Para os apoiadores do Estado de Bem-Estar Social, as alterações das regras previdenciárias imprimiram a redução drástica da ação do Estado nesse campo da Seguridade Social, com a possibilidade de causarem imensas perdas sociais.

As atuais regras de idade mínima para a aposentadoria já são extremamente elevadas para a realidade brasileira. São superiores às de países desenvolvidos com realidade socioeconômica e demográfica que são infinitas vezes superiores à brasileira. A adoção de regras ainda mais excludentes, representará caminho acelerado para o aprofundamento da pobreza, da desigualdade social e para a concentração da renda. Com a reforma (...), teremos uma massa de velhos desprotegidos que estarão nas ruas pedindo esmolas nas próximas décadas. Fazer um novo ciclo de reformas conservadoras vai antecipar ainda mais esse processo (FAGNANI, 2007a, p. 12).

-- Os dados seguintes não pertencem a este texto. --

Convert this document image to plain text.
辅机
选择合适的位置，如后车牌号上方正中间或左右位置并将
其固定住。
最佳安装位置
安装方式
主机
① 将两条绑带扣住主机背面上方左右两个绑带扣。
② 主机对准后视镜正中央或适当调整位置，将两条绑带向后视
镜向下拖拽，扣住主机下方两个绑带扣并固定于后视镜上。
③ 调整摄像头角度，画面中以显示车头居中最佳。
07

A reforma, na verdade, caracterizou-se por ser mais um passo decisivo na destruição do Estado (processo iniciado no governo Collor), desconsiderando completamente a necessidade da promoção da universalização da cobertura do risco-velhice e adotando a agenda do FMI, do Banco Mundial e dos arautos do capital financeiro com relação aos fundos de pensão (MARQUES e MENDES, 2004). A promoção de novas reformas que visa à contenção de custos foi mantida no debate nacional para reforçar os compromissos com os mercados financeiros internacionais e a redução do papel do Estado. (MATIJASCIC, RIBEIRO e KAY, 2007b, p. 271).

Apesar de ser parcialmente desfigurada, principalmente em relação à Previdência, a Seguridade Social brasileira ainda conseguiu manter boa parte das conquistas elementares previstas na Constituição de 1988.

A Seguridade Social, apesar de todos os percalços a que esteve submetida ao longo de todos esses anos, demonstrou vitalidade e capacidade de materializar direitos sociais, financiar ações e serviços públicos nas áreas de Previdência Social, Saúde e Assistência Social (ANFIP, 2009, p. 10).